The first drug, everolimus (Afinitor), which has already been approved by the U.S. Food and Drug Administration (FDA) for pancreatic NETs, produced promising results in the RADIANT-4 study. In the trial, 302 patients with advanced or metastatic GI-NETs were randomly selected to receive either Afinitor or a placebo. In both midgut and non-midgut NETs, treatment with Afinitor improved median progression-free survival (PFS) by more than 6 months. Improvement was observed in patients regardless of previous treatment with SSAs (that is, in both functional and non-functional cancers). However, there was practically no difference in overall survival between patients who received the placebo versus Afinitor. Moreover, almost one third of the patients who received Afinitor experienced severe toxicities, and dose reductions were necessary in 70% of patients treated with Afinitor.
Nevertheless, on February 26, the FDA approved Afinitor for treatment of GI-NETs, stipulating that treated tumors must be progressive, well-differentiated, and non-functional (that is, not amenable to treatment with SSAs).
The limitation of the FDA’s approval of Afinitor to non-functional tumors may be related to the other positive trial results reported at the Gastrointestinal Cancers Symposium. The phase III NETTER-1 study evaluated the efficacy of 177Lutetium-DOTATATE (Lutathera), an SSA attached to a radionuclide. Lutathera and similar drugs, collectively known as peptide receptor radionuclide therapy (PRRT), are already widely used in Europe to treat functional NETs, but PRRT is not available in the U.S. PRRT delivers radioactive SSAs directly to tumors that express somatostatin receptors, which results in selective killing of cancer cells.
NETTER-1 enrolled patients with advanced midgut NETs who had disease progression after SSA treatment. They were randomized to receive either four Lutathera treatments or the SSA octreotide. In the Lutathera group, the median PFS was not reached, but it is expected to last at least 3 years. In the octreotide group, the median PFS was 8 months. The most common side effects of Lutathera were nausea and vomiting. However, these were most likely due to amino acid infusions that were given to protect the kidneys of patients receiving Lutathera.
These results provide strong evidence of the efficacy of Lutathera and underscore the need to bring this drug to the U.S. In Europe, every clinic with a nuclear medicine center can produce and administer PRRT drugs, but this has not been implemented in U.S., mostly because FDA approval has not been forthcoming. With the results of NETTER-1 now available, this may soon change.

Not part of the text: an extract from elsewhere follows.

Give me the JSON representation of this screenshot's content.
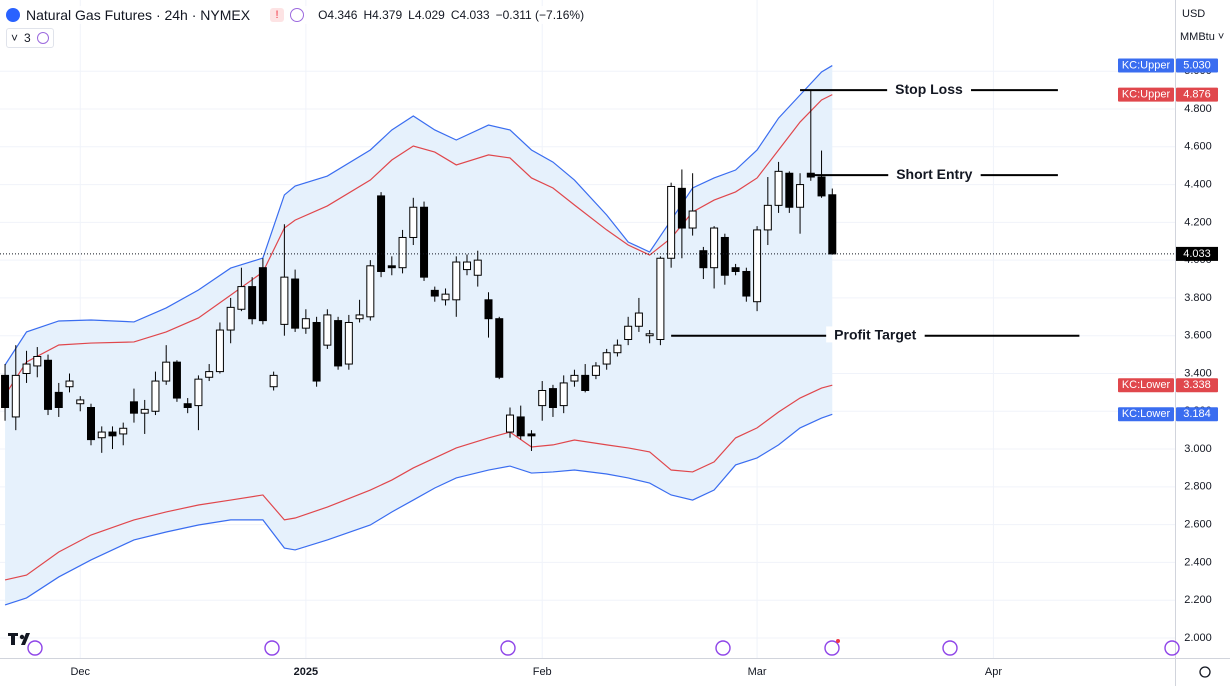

Clearly, PRRT has more value in functional GI-NETs than does Afinitor, and the time has come to enable GI-NET patients in U.S. to access PRRT. Perhaps the FDA’s approval of Afinitor for only non-functional NETs signals that PRRT is recognized by this all-powerful organization as a better option for functional NETs. Or perhaps it is wishful thinking on my part. Time will show. Additional Lutathera NETTER-1 Phase 3 study data will be presented on March 11, 2016, at the European Neuroendocrine Tumor Society (ENETS) Conference in Barcelona.